Le système de randomisation comportait une stratification par tranche d’âge (moins de 30 jours, de 30 jours à 13 ans, de 13 à 21 ans) et une répartition par site de thrombose (membres inférieurs, membres supérieurs, localisations inhabituelles)

RESULTATS

L’étude a inclus 417 patients (207 dans le groupe de durée 6 semaines et 210 dans le groupe 3 mois) avec analyse finale sur 297 patients (respectivement 154 et 143 patients) dans 42 centres répartis dans 5 pays (Australie, Autriche, Canada, Etats Unis et Pays bas). La durée d’inclusion est de 11 ans (novembre 2008 à décembre 2021) avec un suivi de 2 ans de chaque patient.

Les deux groupes sont comparables avec un âge médian de 8.5 ans. En effet, environ 62 % des patients avaient entre 1 mois et 13 ans, 34% entre 13 et 21 ans et seuls 4% moins de 30 jours.

On note dans le groupe 6 semaines 56.5% de garçons contre 46.9% dans le groupe 3 mois sur la population analysable. 

La localisation est d’environ 46 % les membres inférieurs, 32% les membres supérieurs, 12% de TVC et 10 % un autre site.

Les circonstances provocantes sont une voie veineuse centrale dans 41% des cas, une infection dans 25%, un traumatisme ou une chirurgie dans 15%.

Plus de 80% des patients ont reçu un traitement par HBPM pendant toute la durée du traitement.

La récidive observée pour chaque catégorie d’âge est de 0.7% par an avec un risque de saignement cliniquement significatif de 0.7% par an ;

Ce résultat permet de montrer la non infériorité d’une durée de traitement de 6 semaines par rapport à une durée de 3 mois.

DISCUSSION

Les auteurs soulignent eux-mêmes certaines limites de leur étude. Les critères d’exclusion comportaient l’embolie pulmonaire isolée et le cancer, excluant de ce fait un certain nombre de thrombose post chirurgie ou sur VVC.

Le traitement essentiellement basé sur les HBPM et la longueur de la durée d’inclusion (11 ans) peuvent rendre moins pertinentes les modifications de pratique attendues.

Cependant, les résultats sur le critère principal sont proches de ceux obtenus avec les études Einstein junior (500 enfants avec 89 % d’événements provoqués traités par rivaroxaban vs traitement standard) et Diversity (dabigatran vs traitement standard chez 267 enfants avec 77% d’événements provoqués)

COMMENTAIRES

Les études en pédiatrie sont rares et de ce fait méritent d’être connues, car elles illustrent la spécificité de la MTEV chez l’enfant où 90% des événements sont provoqués, avec une part importante de la iatrogénie (VVC) et donc la localisation au membre supérieur.

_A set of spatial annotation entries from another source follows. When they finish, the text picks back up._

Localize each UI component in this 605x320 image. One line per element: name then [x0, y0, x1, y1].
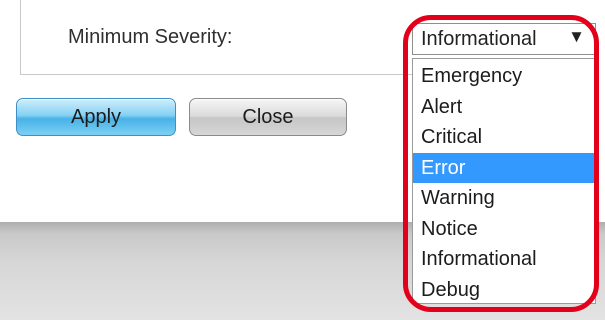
severity-option-debug[interactable]: Debug	[413, 275, 595, 306]
close-button[interactable]: Close	[189, 98, 347, 136]
apply-button[interactable]: Apply	[16, 98, 176, 136]
severity-option-alert[interactable]: Alert	[413, 92, 595, 123]
severity-option-error[interactable]: Error	[413, 152, 595, 183]
severity-option-informational[interactable]: Informational	[413, 244, 595, 275]
severity-option-notice[interactable]: Notice	[413, 214, 595, 245]
minimum-severity-value: Informational	[421, 28, 537, 50]
severity-option-emergency[interactable]: Emergency	[413, 61, 595, 92]
minimum-severity-select[interactable]: Informational ▼	[412, 23, 596, 55]
severity-options-list[interactable]: Emergency Alert Critical Error Warning N…	[412, 58, 596, 304]
minimum-severity-label: Minimum Severity:	[68, 26, 233, 48]
severity-option-warning[interactable]: Warning	[413, 183, 595, 214]
severity-option-critical[interactable]: Critical	[413, 122, 595, 153]
caret-down-icon: ▼	[568, 27, 585, 46]
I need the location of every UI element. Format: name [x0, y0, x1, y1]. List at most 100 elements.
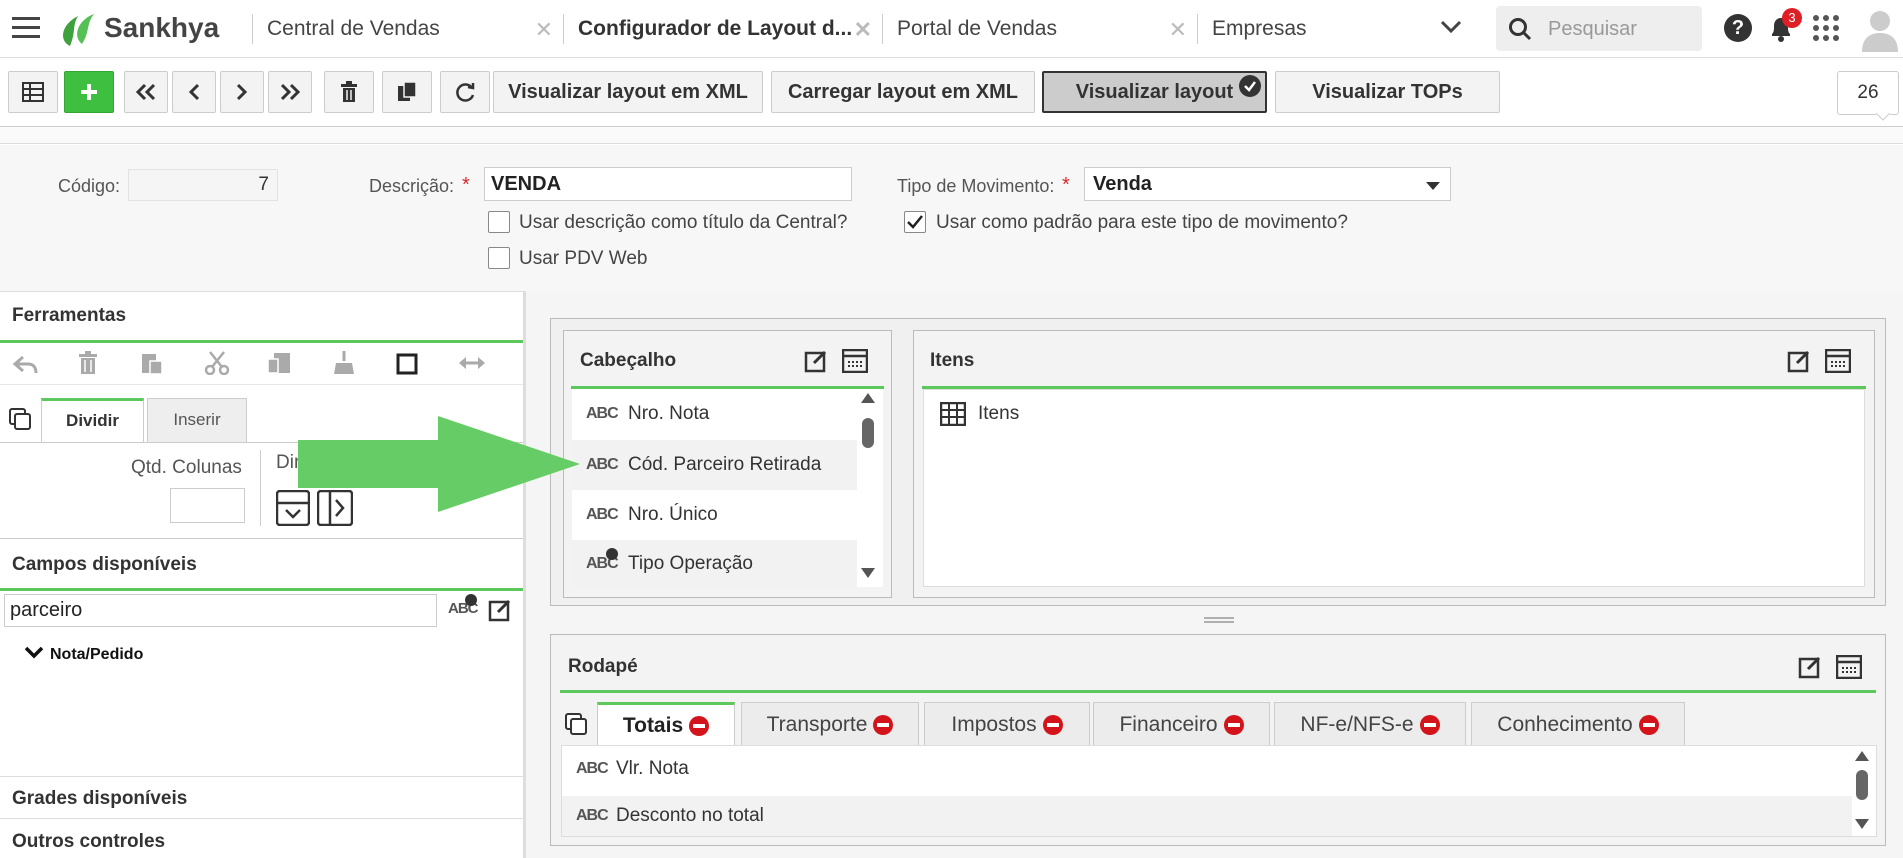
- edit-icon[interactable]: [804, 349, 828, 373]
- close-icon[interactable]: ✕: [1169, 17, 1187, 43]
- titulo-central-checkbox[interactable]: [488, 211, 510, 233]
- next-record-button[interactable]: [220, 71, 264, 113]
- list-item[interactable]: ABC Nro. Nota: [572, 389, 857, 439]
- remove-tab-icon[interactable]: [689, 715, 710, 736]
- previous-record-button[interactable]: [172, 71, 216, 113]
- window-settings-icon[interactable]: [1836, 655, 1862, 679]
- clipboard-icon[interactable]: [266, 351, 292, 375]
- tab-label: Central de Vendas: [267, 16, 440, 40]
- field-label: Nro. Único: [628, 504, 718, 525]
- copy-button[interactable]: [382, 71, 432, 113]
- scissors-icon[interactable]: [204, 351, 230, 375]
- remove-tab-icon[interactable]: [1419, 714, 1440, 735]
- tab-configurador-layout[interactable]: Configurador de Layout d... ✕: [564, 0, 882, 57]
- scroll-down-icon[interactable]: [860, 567, 876, 579]
- padrao-movimento-checkbox[interactable]: [904, 211, 926, 233]
- tab-dividir[interactable]: Dividir: [41, 398, 144, 443]
- ferramentas-header: Ferramentas: [12, 305, 127, 326]
- tab-totais[interactable]: Totais: [597, 702, 735, 746]
- tree-node-nota-pedido[interactable]: Nota/Pedido: [50, 646, 143, 664]
- tab-impostos[interactable]: Impostos: [924, 702, 1090, 746]
- itens-content: [923, 389, 1865, 587]
- tab-portal-de-vendas[interactable]: Portal de Vendas ✕: [883, 0, 1197, 57]
- codigo-field[interactable]: 7: [128, 169, 278, 201]
- remove-tab-icon[interactable]: [1638, 714, 1659, 735]
- first-record-button[interactable]: [124, 71, 168, 113]
- notification-badge: 3: [1782, 8, 1802, 28]
- remove-tab-icon[interactable]: [1223, 714, 1244, 735]
- qtd-colunas-input[interactable]: [170, 488, 245, 523]
- direction-label: Dir: [276, 452, 301, 473]
- load-xml-button[interactable]: Carregar layout em XML: [771, 71, 1035, 113]
- button-label: Visualizar layout em XML: [508, 80, 748, 103]
- menu-icon[interactable]: [12, 17, 40, 39]
- descricao-field[interactable]: VENDA: [484, 167, 852, 201]
- list-item[interactable]: ABC Vlr. Nota: [562, 746, 1852, 791]
- rodape-title: Rodapé: [568, 656, 638, 677]
- view-layout-button[interactable]: Visualizar layout: [1042, 71, 1267, 113]
- layers-icon[interactable]: [564, 712, 588, 736]
- campos-search-input[interactable]: parceiro: [4, 594, 437, 627]
- list-item[interactable]: ABC Nro. Único: [572, 490, 857, 540]
- edit-icon[interactable]: [488, 598, 512, 622]
- chevron-down-icon[interactable]: [1440, 20, 1462, 34]
- delete-button[interactable]: [324, 71, 374, 113]
- tree-expand-chevron-icon[interactable]: [24, 646, 44, 660]
- close-icon[interactable]: ✕: [535, 17, 553, 43]
- scroll-up-icon[interactable]: [860, 392, 876, 404]
- trash-icon[interactable]: [78, 351, 98, 375]
- pdv-web-label: Usar PDV Web: [519, 248, 648, 269]
- section-splitter-handle[interactable]: [1204, 616, 1234, 624]
- square-icon[interactable]: [396, 353, 418, 375]
- tab-central-de-vendas[interactable]: Central de Vendas ✕: [253, 0, 563, 57]
- button-label: Carregar layout em XML: [787, 80, 1019, 103]
- remove-tab-icon[interactable]: [1042, 714, 1063, 735]
- apps-grid-icon[interactable]: [1812, 14, 1840, 42]
- grades-disponiveis-header[interactable]: Grades disponíveis: [12, 788, 187, 810]
- remove-tab-icon[interactable]: [873, 714, 894, 735]
- table-icon: [940, 402, 966, 426]
- field-label: Desconto no total: [616, 805, 764, 826]
- last-record-button[interactable]: [268, 71, 312, 113]
- undo-icon[interactable]: [12, 353, 38, 375]
- broom-icon[interactable]: [330, 351, 356, 375]
- scrollbar-thumb[interactable]: [1856, 770, 1868, 800]
- outros-controles-header[interactable]: Outros controles: [12, 831, 165, 853]
- help-icon[interactable]: ?: [1724, 14, 1752, 42]
- window-settings-icon[interactable]: [842, 349, 868, 373]
- tab-transporte[interactable]: Transporte: [741, 702, 919, 746]
- itens-grid-item[interactable]: Itens: [978, 403, 1019, 425]
- button-label: Visualizar layout: [1075, 80, 1234, 103]
- tipo-movimento-select[interactable]: Venda: [1084, 167, 1451, 201]
- edit-icon[interactable]: [1787, 349, 1811, 373]
- tab-financeiro[interactable]: Financeiro: [1093, 702, 1270, 746]
- list-item[interactable]: ABC Cód. Parceiro Retirada: [572, 440, 857, 490]
- refresh-button[interactable]: [440, 71, 490, 113]
- layers-icon[interactable]: [8, 407, 32, 431]
- field-label: Vlr. Nota: [616, 757, 689, 779]
- resize-horizontal-icon[interactable]: [458, 355, 486, 371]
- tab-conhecimento[interactable]: Conhecimento: [1471, 702, 1685, 746]
- grid-view-button[interactable]: [8, 71, 58, 113]
- scrollbar-thumb[interactable]: [862, 418, 874, 448]
- view-xml-button[interactable]: Visualizar layout em XML: [493, 71, 763, 113]
- edit-icon[interactable]: [1798, 655, 1822, 679]
- tab-nfe-nfse[interactable]: NF-e/NFS-e: [1274, 702, 1466, 746]
- toolbar-divider: [0, 126, 1903, 144]
- scroll-down-icon[interactable]: [1854, 818, 1870, 830]
- list-item[interactable]: ABC Desconto no total: [562, 796, 1852, 836]
- tab-label: Totais: [622, 713, 684, 737]
- scroll-up-icon[interactable]: [1854, 750, 1870, 762]
- list-item[interactable]: ABC Tipo Operação: [572, 540, 857, 587]
- search-box[interactable]: Pesquisar: [1496, 6, 1702, 51]
- view-tops-button[interactable]: Visualizar TOPs: [1275, 71, 1500, 113]
- refresh-icon: [456, 83, 475, 102]
- paste-icon[interactable]: [140, 351, 164, 375]
- avatar[interactable]: [1862, 8, 1898, 52]
- tab-inserir[interactable]: Inserir: [147, 398, 247, 443]
- close-icon[interactable]: ✕: [854, 17, 872, 43]
- add-button[interactable]: [64, 71, 114, 113]
- pdv-web-checkbox[interactable]: [488, 247, 510, 269]
- tab-empresas[interactable]: Empresas: [1198, 0, 1438, 57]
- window-settings-icon[interactable]: [1825, 349, 1851, 373]
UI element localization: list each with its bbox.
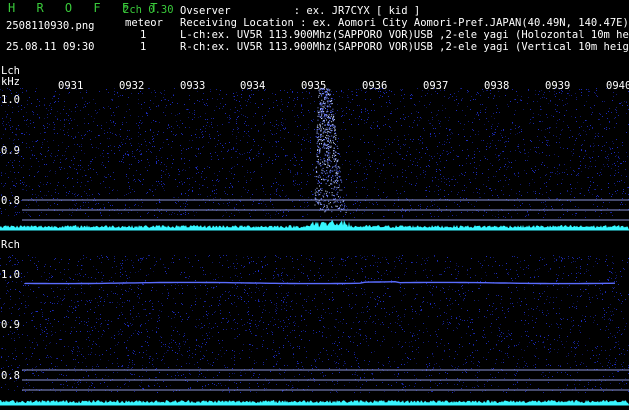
lch-unit: kHz <box>1 76 20 88</box>
rch-count: 1 <box>140 41 147 53</box>
detect-label: meteor <box>125 17 163 29</box>
lch-info-line: L-ch:ex. UV5R 113.900Mhz(SAPPORO VOR)USB… <box>180 29 629 41</box>
lch-spectrogram <box>0 88 629 232</box>
rch-spectrogram-canvas <box>0 255 629 406</box>
lch-spectrogram-canvas <box>0 88 629 231</box>
version-label: 2ch 0.30 <box>123 4 174 16</box>
timestamp-label: 25.08.11 09:30 <box>6 41 95 53</box>
location-line: Receiving Location : ex. Aomori City Aom… <box>180 17 629 29</box>
level-bar <box>0 219 629 230</box>
lch-count: 1 <box>140 29 147 41</box>
rch-spectrogram <box>0 255 629 407</box>
rch-label: Rch <box>1 239 20 251</box>
rch-info-line: R-ch:ex. UV5R 113.900Mhz(SAPPORO VOR)USB… <box>180 41 629 53</box>
level-bar <box>0 400 629 405</box>
filename-label: 2508110930.png <box>6 20 95 32</box>
observer-line: Ovserver : ex. JR7CYX [ kid ] <box>180 5 421 17</box>
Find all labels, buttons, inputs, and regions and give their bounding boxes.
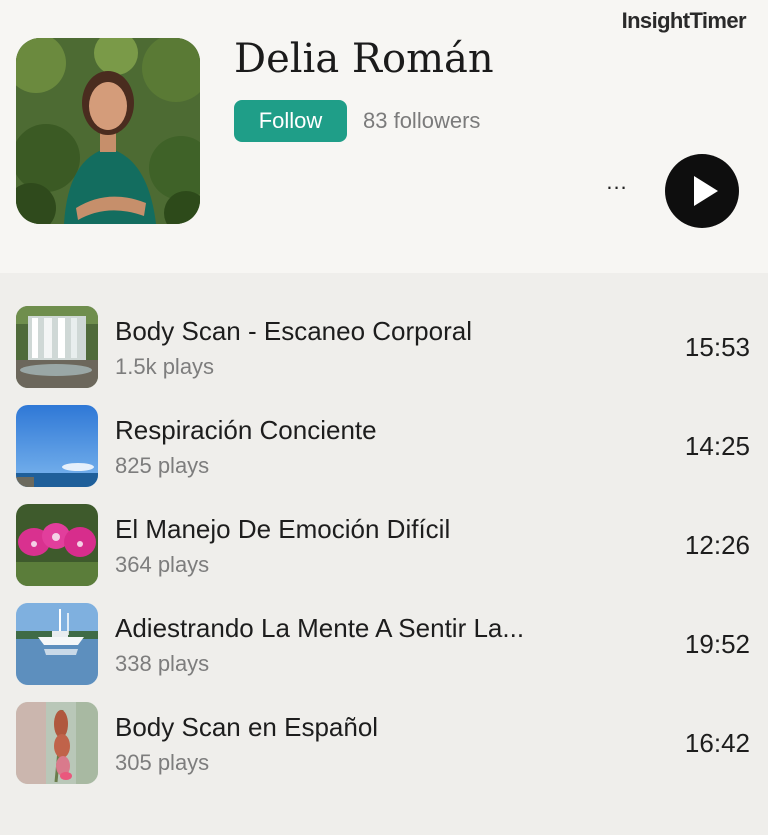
- track-row[interactable]: Body Scan - Escaneo Corporal 1.5k plays …: [0, 306, 768, 396]
- track-duration: 15:53: [684, 332, 750, 362]
- play-button[interactable]: [665, 154, 739, 228]
- play-icon: [694, 176, 718, 206]
- more-options-icon[interactable]: ...: [600, 171, 634, 206]
- flower-thumbnail: [16, 702, 98, 784]
- track-duration: 19:52: [684, 629, 750, 659]
- track-row[interactable]: Adiestrando La Mente A Sentir La... 338 …: [0, 603, 768, 693]
- track-title: Body Scan en Español: [115, 712, 379, 742]
- track-duration: 12:26: [684, 530, 750, 560]
- track-title: El Manejo De Emoción Difícil: [115, 514, 451, 544]
- track-plays: 1.5k plays: [115, 354, 215, 379]
- orchid-thumbnail: [16, 504, 98, 586]
- waterfall-thumbnail: [16, 306, 98, 388]
- sky-ocean-thumbnail: [16, 405, 98, 487]
- insight-timer-logo[interactable]: InsightTimer: [622, 8, 747, 34]
- teacher-header: InsightTimer Delia Román Follow 83 follo…: [0, 0, 768, 273]
- track-plays: 825 plays: [115, 453, 210, 478]
- followers-count: 83 followers: [363, 108, 481, 133]
- track-list: Body Scan - Escaneo Corporal 1.5k plays …: [0, 273, 768, 835]
- track-row[interactable]: El Manejo De Emoción Difícil 364 plays 1…: [0, 504, 768, 594]
- teacher-name: Delia Román: [234, 36, 494, 82]
- track-title: Body Scan - Escaneo Corporal: [115, 316, 472, 346]
- track-plays: 364 plays: [115, 552, 210, 577]
- sailboat-thumbnail: [16, 603, 98, 685]
- track-title: Adiestrando La Mente A Sentir La...: [115, 613, 525, 643]
- track-duration: 14:25: [684, 431, 750, 461]
- teacher-avatar: [16, 38, 200, 224]
- follow-button[interactable]: Follow: [234, 100, 347, 142]
- track-plays: 338 plays: [115, 651, 210, 676]
- track-duration: 16:42: [684, 728, 750, 758]
- track-plays: 305 plays: [115, 750, 210, 775]
- track-title: Respiración Conciente: [115, 415, 377, 445]
- track-row[interactable]: Respiración Conciente 825 plays 14:25: [0, 405, 768, 495]
- track-row[interactable]: Body Scan en Español 305 plays 16:42: [0, 702, 768, 792]
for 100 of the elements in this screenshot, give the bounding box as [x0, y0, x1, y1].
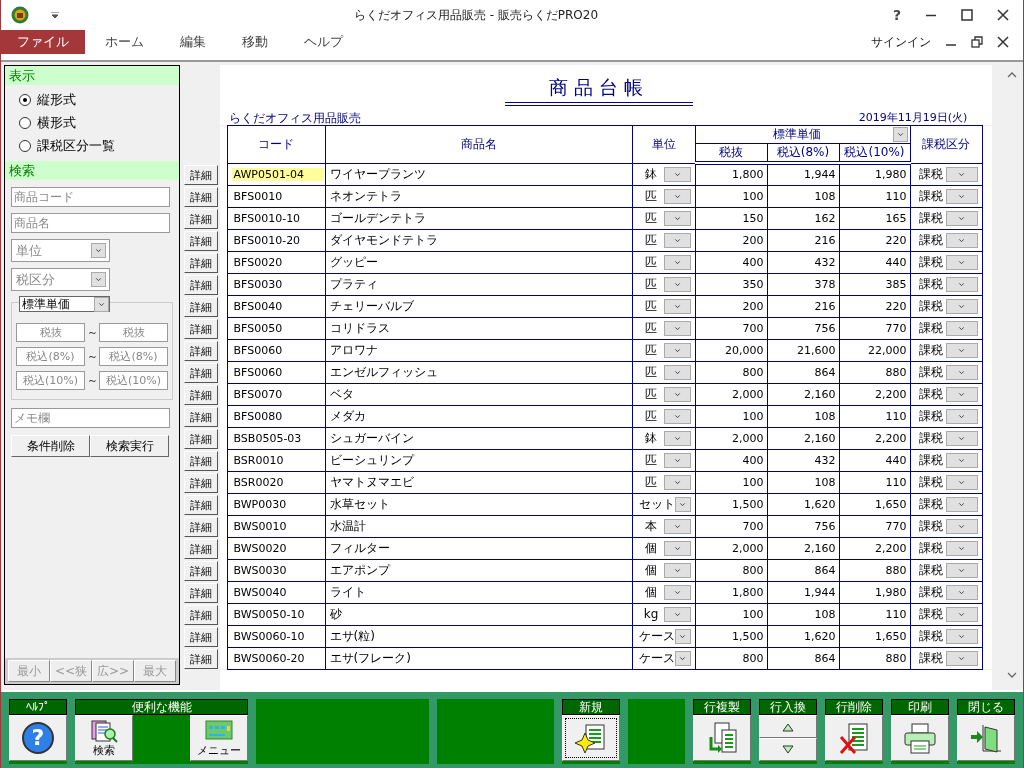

Le rôle de l’infection (25%) et la part importante des TVC et thromboses d’autres sites (22 %) est également à souligner.

Bien que cette étude ait essentiellement comporté un traitement par HBPM, au vu des résultats similaires de récidives et d’hémorragie sous rivaroxaban ou dabigatran chez l’enfant, cette possibilité de diminuer la durée de traitement dans les événements provoqués comme défini, peut être, je pense, appliqué.

Le choix d’exclure les patients avec un thrombus obstructif total à 6 semaines n’est pas commenté par les auteurs. Font-ils référence à ce débat ancien tenant compte des séquelles dans la durée de traitement avec un risque de récidive augmentée ? (non prouvé). Cet aspect n’apparait absolument pas dans les recommandations de durée de traitement chez l’adulte actuellement.